Sun would have none of that. Microsoft wouldn't yield. Microsoft lost the lawsuit, and then went on to make a language the way they felt it should be made. With a way to call native APIs which is leaps and bounds better than the nazi-abstraction of Java. No glue code necessary, just pure metadata annotations.
Sun went on with their own business and along comes IBM with Eclipse. Only IBM weren't too happy about the whole Swing deal. Java has definitely improved in speed, but on the GUI side all those gains (and more) had been eaten up by Swing. So IBM went for native GUI widgets with SWT.
There was a reason Microsoft didn't want to fix their JVM so that it would pass the compliance tests. They lost (or settled?) and Sun got an insane amount of $$$. Microsoft created C# and .NET the way they though it should be.
C# has evolved much faster than Java. And in some areas Suns "doubts" about whether such language features were feasible has been put to shame: Delegates, operator overloading, Native API (P/Invoke) marshalling, reified generics, value types etc.
Re:It's just not stable. (Score:4, Insightful)
I can't say for 100% sure without examining their exact problem, but I would bet that your devs aren't very good and are trying to blame the tool rather than the craftsman. At least, I've never had problems solving similar problems with .NET. (Or Java or anything else, for that matter.)
Re:Ask the London Stock Exchange about how ... (Score:1, Insightful)
That's Accenture, but yeah, let's not let facts get in the way here.
Re:Et tu brute? (Score:5, Insightful)
Re:Safe from what? (Score:4, Insightful)
Oracle doesn't have a patent on "virtual machines", they have a patent on specific technologies. So, the question is whether Mono violates Oracle's specific patents. Sun/Oracle's patents were mostly known at the time Microsoft designed the CLR, so there's a good chance that they designed around Oracle's patents. Dalvik, on the other hand, was created both to be Java compatible and also under the assumption that Sun was friendly towards open source systems.
You can never be certain that a given piece of software violates no patents at all.
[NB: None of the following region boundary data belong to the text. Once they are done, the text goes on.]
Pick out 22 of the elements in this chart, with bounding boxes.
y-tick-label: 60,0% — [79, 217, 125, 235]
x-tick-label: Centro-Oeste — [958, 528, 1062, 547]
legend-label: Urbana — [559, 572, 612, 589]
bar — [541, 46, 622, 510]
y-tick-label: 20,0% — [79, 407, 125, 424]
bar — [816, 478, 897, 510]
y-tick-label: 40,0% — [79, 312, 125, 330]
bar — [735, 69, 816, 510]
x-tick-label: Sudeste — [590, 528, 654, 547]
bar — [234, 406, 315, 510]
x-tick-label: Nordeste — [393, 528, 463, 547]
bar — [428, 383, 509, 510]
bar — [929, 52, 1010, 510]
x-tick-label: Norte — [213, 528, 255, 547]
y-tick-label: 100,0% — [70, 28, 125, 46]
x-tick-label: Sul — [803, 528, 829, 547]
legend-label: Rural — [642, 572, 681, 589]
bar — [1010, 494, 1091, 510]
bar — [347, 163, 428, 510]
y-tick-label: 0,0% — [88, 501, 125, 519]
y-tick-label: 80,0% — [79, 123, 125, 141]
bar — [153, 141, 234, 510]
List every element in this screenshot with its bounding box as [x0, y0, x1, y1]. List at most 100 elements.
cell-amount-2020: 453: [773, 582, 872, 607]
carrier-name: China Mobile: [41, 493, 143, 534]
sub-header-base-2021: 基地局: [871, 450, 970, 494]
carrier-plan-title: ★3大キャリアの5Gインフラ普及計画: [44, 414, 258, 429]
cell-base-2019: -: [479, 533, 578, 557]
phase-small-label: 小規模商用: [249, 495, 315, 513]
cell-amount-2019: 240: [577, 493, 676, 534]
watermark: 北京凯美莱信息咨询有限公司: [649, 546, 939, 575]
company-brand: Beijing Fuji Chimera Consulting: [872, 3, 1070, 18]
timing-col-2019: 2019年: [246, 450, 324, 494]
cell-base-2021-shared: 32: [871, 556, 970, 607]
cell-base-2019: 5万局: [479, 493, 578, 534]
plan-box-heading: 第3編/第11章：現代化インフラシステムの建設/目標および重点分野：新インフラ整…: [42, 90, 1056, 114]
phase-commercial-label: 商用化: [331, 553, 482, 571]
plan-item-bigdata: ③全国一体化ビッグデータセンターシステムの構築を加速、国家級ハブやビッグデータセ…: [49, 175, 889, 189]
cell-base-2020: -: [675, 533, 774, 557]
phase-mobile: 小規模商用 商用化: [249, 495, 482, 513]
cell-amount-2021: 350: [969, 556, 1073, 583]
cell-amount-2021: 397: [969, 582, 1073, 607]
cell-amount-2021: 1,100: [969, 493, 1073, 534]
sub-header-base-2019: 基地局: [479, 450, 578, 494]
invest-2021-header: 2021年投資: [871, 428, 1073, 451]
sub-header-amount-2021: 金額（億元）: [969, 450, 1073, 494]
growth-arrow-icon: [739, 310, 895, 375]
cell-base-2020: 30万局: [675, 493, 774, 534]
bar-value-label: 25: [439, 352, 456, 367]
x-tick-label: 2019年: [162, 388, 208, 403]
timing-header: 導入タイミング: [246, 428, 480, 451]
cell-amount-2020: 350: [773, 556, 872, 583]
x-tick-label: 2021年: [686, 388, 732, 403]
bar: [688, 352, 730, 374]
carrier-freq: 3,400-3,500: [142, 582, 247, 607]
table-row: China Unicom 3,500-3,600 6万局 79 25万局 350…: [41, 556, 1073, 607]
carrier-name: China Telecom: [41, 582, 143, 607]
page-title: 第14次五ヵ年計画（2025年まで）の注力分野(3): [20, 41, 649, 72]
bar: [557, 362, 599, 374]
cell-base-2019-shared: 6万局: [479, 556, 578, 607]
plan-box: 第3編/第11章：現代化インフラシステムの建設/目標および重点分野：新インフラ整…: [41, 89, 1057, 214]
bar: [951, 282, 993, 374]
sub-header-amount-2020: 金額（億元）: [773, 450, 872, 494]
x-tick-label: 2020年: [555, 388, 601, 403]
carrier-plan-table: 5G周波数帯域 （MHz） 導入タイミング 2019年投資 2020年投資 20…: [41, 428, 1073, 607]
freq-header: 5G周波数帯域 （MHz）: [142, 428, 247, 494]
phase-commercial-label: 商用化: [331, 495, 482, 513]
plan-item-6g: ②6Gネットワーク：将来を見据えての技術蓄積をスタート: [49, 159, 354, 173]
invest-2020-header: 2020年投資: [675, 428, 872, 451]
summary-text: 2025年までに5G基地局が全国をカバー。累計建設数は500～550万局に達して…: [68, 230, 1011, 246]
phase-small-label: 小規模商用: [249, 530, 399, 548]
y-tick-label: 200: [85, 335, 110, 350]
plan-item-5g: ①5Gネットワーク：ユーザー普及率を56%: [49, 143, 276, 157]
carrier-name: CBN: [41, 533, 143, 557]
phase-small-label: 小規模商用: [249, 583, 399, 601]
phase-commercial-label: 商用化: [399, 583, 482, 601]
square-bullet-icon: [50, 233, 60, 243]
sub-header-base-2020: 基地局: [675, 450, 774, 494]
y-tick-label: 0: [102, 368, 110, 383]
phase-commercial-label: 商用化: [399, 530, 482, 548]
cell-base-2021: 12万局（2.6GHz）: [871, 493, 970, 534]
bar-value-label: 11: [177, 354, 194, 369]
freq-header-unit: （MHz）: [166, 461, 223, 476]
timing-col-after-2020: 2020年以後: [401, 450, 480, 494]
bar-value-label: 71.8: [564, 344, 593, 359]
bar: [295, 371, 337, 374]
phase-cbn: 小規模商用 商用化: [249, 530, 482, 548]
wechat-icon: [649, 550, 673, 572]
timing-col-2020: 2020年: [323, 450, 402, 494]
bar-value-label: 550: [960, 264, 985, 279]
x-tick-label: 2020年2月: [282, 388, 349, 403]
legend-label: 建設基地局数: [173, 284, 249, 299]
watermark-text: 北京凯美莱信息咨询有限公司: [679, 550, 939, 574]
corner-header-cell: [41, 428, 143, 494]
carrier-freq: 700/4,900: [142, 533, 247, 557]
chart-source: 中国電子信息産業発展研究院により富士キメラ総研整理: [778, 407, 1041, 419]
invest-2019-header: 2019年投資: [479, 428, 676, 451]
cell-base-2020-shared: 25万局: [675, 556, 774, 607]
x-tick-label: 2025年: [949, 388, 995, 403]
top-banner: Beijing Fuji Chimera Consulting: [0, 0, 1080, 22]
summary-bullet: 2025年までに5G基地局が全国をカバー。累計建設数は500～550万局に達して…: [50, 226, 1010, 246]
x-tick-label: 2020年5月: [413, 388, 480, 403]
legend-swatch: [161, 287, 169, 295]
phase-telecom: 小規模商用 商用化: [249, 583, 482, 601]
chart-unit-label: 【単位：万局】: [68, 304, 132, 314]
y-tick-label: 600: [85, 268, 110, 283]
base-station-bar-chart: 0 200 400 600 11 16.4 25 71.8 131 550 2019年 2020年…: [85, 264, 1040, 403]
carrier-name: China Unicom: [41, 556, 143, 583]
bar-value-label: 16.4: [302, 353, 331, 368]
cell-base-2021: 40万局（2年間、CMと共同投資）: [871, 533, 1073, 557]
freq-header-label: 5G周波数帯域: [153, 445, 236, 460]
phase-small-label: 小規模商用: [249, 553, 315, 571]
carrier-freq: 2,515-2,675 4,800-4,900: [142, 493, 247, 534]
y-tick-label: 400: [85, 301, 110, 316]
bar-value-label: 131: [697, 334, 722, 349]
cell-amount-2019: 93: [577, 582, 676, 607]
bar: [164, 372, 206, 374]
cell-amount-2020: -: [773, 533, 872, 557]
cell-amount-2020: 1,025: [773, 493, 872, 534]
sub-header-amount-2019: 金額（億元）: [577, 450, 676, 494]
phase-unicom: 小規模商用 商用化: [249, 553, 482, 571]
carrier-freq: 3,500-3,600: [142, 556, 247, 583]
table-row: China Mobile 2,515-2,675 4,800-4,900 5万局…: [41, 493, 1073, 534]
But Mono seems in a pretty good position: Microsoft doesn't claim patents against it, and furthermore, it was designed to avoid patents by the other big player, Sun/Oracle. That's probably as good as it's ever going to get for these kinds of virtual machines.
Re:Really?? (Score:3, Insightful)
Computing is moving away from the desktop and onto mobile devices. Microsoft was built on vice-like control of the desktop computers, and as a result, the field has been stagnant for decades.
Do you really think they won't take any opportunity they can to gain the same level of control over portables?
Re:Et tu brute? (Score:4, Insightful)
"What I have issues with it the revisionist painting this as some sinister attempt on part of Microsoft to try to extend and then extinguish Java."
Unfortunately, it's not revisionist. It _was_ their intention, documented and proven in the court.
http://www.nytimes.com/1998/10/22/business/memos-released-in-sun-microsoft-suit.html?sec=&spon=&partner=permalink&exprod=permalink [nytimes.com]
http://en.wikipedia.org/wiki/Steven_McGeady#Microsoft_trials [wikipedia.org]
Whats wrong with C god damnit? (Score:3, Insightful)
It always confuses me that these companies go with java when they could have gone with C/gtk
yeah yeah yeah... garbage collection. but if its really garbage collection shouldn't it just collect the whole damn language?